# tail lights



## jason303 (Oct 3, 2003)

These are the only Altezza tail lights i can find for my 97 200sx SE. I've been to too many sites and they all have these same lights. Are these the only ones you can get? If so, what do I do about the lights on the trunk?http://www.altezzawarehouse.com/Nissan_200sx_9597PHL1.html


----------



## Sentrixx (Apr 30, 2002)

That pic is for the sentra, not the 200sx buddy.


----------



## 96sentra (Apr 9, 2003)

yea, sentra, not 200sx. u couldnt tell?


----------



## })roppedSX (Apr 21, 2003)

Then why does it say it's for the 200sx?
"Guaranteed fast and reliable delivery of Nissan 200sx Euro Projector Headlights to you!..... Give your Nissan 200sx that personal touch with Euro Projector Headlights! "??


----------



## LADY200 (Jun 28, 2003)

those are for a sentra, I just compared the pics from a different site, I just emailed that companie explaning their mess up!!


----------



## LADY200 (Jun 28, 2003)

PLUS!! the nissan has the 2 part light!! (second is where the reverse light is located)! so it isnt for our special cars!! Which really sucks!! I've been searching for 3 years!!


----------



## pearsont74 (Oct 1, 2002)

})roppedSX said:


> *Then why does it say it's for the 200sx?
> "Guaranteed fast and reliable delivery of Nissan 200sx Euro Projector Headlights to you!..... Give your Nissan 200sx that personal touch with Euro Projector Headlights! "?? *


dont know if anyone pointed this out but the pic has tiallights but the description talks about headlights...is it me or is that kind screwy


----------



## Rama (Mar 8, 2003)

Sounds like this place doesn't know what the hell they are talking about. There are NO altezza's for the 200SX seriously though if you want Altezza's go buy the whole car. Not to be a dick. But those are soooooo burned into the ground now. Personally I can't stand them on any car except for Altezzas. Be glad they aren't available for your 200SX there isn't away for them to look good the way our lights are shaped anyways. But anywho there are no altezzas for the 200SX.


----------



## azkicker0027 (May 31, 2002)

want a tail mod, check my link down there. go to night pics.


----------



## 96sentra (Apr 9, 2003)

my thought also pearson. lol dumb company.


----------



## PiMpPaThFinDeR02 (Feb 3, 2003)

altezzas are **** and only belong on altezzas. **** **** **** no offence to your feelings. thanks


----------



## themudboy (Sep 5, 2002)

the company has them advertised as a 200sx for the longest time... i dont think those people give a shit..... bad company


----------



## B14SXTreme (Mar 14, 2003)

"euro" light suck anyways in my opinion, i would rather paint my tails, im planning on painting my reverse and turn signal and just letting the red part show


----------



## B14GEE (Jul 10, 2003)

i am not one for the "altezza" style lights on cars that do not say is300 or altezza....but some do look kinda ok when made in carbon fiber and have no traces of chrome in them ....


----------



## jason303 (Oct 3, 2003)

> i am not one for the "altezza" style lights on cars that do not say is300 or altezza....but some do look kinda ok when made in carbon fiber and have no traces of chrome in them ....

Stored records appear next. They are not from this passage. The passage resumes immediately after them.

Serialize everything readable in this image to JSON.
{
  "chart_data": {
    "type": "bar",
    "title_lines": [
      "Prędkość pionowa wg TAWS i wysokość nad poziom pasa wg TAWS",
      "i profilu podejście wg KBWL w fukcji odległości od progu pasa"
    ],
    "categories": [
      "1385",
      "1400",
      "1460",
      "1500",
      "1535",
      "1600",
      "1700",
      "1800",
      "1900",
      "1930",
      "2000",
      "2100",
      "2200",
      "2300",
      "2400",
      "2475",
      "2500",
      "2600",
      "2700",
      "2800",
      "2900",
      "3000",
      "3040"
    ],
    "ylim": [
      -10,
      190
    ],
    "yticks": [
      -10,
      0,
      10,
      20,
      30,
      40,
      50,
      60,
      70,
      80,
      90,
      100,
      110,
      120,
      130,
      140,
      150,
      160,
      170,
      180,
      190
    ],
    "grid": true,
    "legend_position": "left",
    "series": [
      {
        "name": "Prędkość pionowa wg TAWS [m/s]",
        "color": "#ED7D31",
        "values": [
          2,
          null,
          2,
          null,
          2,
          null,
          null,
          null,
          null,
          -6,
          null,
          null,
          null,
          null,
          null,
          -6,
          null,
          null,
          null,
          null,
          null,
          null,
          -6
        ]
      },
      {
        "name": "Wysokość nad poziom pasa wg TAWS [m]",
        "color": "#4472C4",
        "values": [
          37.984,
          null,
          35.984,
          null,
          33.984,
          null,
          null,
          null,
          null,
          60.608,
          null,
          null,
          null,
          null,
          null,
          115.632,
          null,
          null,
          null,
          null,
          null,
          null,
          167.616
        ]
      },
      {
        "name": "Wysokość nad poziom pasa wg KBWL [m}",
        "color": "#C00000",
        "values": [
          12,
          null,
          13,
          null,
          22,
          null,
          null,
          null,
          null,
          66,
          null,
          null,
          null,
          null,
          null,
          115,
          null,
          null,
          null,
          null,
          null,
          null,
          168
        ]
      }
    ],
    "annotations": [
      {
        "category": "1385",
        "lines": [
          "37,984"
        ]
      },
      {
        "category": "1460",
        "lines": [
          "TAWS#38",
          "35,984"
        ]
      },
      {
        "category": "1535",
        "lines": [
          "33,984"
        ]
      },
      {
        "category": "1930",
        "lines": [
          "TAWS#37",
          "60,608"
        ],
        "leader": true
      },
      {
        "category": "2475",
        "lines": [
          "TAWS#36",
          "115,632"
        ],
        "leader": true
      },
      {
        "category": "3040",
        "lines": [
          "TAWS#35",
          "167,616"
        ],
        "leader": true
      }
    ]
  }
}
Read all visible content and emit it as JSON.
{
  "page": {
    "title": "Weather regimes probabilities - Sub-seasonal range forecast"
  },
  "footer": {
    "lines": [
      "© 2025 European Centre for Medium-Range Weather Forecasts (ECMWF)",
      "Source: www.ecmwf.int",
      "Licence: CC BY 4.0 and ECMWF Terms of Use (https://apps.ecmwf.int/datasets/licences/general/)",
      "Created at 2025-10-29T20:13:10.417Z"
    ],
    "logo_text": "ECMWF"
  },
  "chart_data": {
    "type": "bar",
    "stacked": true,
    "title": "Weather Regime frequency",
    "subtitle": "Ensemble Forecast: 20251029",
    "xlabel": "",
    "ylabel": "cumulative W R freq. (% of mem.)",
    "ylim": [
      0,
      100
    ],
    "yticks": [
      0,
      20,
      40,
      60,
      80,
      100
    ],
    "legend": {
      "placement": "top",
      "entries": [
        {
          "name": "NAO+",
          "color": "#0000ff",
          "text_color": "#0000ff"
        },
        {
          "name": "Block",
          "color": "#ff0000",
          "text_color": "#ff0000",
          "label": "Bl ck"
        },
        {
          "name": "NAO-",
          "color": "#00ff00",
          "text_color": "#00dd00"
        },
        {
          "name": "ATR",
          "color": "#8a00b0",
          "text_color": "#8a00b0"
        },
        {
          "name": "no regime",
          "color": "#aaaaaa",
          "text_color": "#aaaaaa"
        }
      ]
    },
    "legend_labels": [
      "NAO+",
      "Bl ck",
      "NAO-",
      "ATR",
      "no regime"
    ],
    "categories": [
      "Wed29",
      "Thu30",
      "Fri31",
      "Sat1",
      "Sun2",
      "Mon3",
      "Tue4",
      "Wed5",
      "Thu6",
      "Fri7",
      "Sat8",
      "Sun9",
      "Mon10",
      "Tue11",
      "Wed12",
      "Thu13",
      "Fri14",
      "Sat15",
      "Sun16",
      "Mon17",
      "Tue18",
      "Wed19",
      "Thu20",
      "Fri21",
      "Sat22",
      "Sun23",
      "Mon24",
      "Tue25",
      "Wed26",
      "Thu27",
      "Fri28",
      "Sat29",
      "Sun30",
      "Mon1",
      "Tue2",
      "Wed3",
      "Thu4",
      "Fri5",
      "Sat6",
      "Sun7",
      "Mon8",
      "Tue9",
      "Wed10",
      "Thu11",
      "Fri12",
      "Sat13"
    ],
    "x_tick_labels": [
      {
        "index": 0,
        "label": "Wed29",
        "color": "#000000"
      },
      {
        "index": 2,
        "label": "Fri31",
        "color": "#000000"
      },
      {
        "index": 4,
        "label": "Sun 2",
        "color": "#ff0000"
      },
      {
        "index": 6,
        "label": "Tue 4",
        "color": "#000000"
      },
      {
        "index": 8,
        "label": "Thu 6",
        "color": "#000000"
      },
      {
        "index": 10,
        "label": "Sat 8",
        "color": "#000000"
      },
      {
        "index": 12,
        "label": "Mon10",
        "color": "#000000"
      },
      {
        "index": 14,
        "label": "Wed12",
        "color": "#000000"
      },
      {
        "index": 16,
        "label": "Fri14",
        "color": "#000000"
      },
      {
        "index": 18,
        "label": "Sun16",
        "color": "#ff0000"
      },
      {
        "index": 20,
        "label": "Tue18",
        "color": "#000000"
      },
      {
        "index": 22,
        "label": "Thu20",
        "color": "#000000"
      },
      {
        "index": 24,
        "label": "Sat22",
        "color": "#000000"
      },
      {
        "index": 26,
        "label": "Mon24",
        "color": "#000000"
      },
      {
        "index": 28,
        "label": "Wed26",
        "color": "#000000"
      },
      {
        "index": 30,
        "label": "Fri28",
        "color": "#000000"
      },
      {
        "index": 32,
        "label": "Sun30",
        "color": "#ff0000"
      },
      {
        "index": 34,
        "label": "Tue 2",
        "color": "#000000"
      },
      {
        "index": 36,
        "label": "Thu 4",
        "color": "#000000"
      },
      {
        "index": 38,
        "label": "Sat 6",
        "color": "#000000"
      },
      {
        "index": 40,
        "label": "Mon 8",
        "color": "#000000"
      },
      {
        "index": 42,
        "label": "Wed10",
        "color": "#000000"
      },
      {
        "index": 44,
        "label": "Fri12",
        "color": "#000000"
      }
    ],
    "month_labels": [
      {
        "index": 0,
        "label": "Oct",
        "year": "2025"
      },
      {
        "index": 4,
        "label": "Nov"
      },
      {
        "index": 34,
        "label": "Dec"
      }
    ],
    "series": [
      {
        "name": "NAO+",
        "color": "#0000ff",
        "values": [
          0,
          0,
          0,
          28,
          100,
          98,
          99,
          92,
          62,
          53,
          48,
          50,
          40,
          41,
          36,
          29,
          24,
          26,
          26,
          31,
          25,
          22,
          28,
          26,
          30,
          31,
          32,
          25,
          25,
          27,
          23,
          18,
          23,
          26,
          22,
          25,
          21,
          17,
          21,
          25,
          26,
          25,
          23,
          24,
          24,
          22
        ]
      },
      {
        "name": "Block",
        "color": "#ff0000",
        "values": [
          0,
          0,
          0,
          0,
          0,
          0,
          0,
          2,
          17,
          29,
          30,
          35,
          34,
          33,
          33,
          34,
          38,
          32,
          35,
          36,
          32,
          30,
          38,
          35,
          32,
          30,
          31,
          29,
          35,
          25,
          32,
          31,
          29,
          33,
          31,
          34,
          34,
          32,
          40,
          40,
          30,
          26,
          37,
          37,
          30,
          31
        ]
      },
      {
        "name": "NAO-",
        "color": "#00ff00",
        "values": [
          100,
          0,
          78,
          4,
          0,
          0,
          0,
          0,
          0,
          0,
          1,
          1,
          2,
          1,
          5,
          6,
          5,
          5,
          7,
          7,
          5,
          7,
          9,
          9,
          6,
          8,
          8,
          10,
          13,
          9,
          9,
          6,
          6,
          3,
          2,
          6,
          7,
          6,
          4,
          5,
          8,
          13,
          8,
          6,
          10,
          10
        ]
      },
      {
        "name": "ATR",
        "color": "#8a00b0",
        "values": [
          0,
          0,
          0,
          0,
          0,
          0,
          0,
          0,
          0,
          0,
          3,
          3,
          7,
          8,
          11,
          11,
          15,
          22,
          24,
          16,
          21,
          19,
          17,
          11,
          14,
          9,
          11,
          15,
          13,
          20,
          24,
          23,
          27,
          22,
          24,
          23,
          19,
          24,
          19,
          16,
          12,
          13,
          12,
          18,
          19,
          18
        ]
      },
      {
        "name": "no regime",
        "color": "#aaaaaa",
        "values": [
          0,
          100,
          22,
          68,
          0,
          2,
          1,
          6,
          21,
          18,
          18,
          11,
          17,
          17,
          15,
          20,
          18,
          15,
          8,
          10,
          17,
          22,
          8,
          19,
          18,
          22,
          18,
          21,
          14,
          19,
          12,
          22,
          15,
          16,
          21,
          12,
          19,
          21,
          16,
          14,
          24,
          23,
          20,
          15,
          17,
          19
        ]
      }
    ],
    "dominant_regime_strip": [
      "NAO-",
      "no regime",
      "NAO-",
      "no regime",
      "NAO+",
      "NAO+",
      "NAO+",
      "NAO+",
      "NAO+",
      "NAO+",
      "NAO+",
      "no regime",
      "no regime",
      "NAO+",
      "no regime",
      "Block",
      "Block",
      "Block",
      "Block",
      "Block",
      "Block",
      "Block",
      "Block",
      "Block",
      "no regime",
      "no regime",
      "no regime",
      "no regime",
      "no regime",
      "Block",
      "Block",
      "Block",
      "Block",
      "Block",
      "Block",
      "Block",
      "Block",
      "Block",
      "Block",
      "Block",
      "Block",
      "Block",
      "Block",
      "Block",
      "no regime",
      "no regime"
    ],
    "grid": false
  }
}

I agree with you. That is what i was trying to find for my 97 200sx SE.


----------



## go4broke44 (Jan 14, 2003)

LADY200, are you Ami? if so, congratulations on the car show win!


----------



## '98200SXse (May 1, 2003)

I agree, some nice smoked out altezzas without the chrome would look sweet, but does anyone know where i can get some taillight covers? I saw them on a 200sx on here, but it didnt say where they got them, kinda looked sorta like a skyline. Had two big circle openings and the rest of it was painted to match the car, looked really awesome


----------



## xt_out (Jun 23, 2003)

taillight covers??? maybe you meant mike's (scorchn200sx) whole custom taillight setup? it loks very sweet indeed, but even if he was willing to make another set, it would cost an ARM AND A LEG


----------



## '98200SXse (May 1, 2003)

no, i'm pretty sure it wasn't a full tail light conversion, it was covers...... oh well thanks for the help anywho..


----------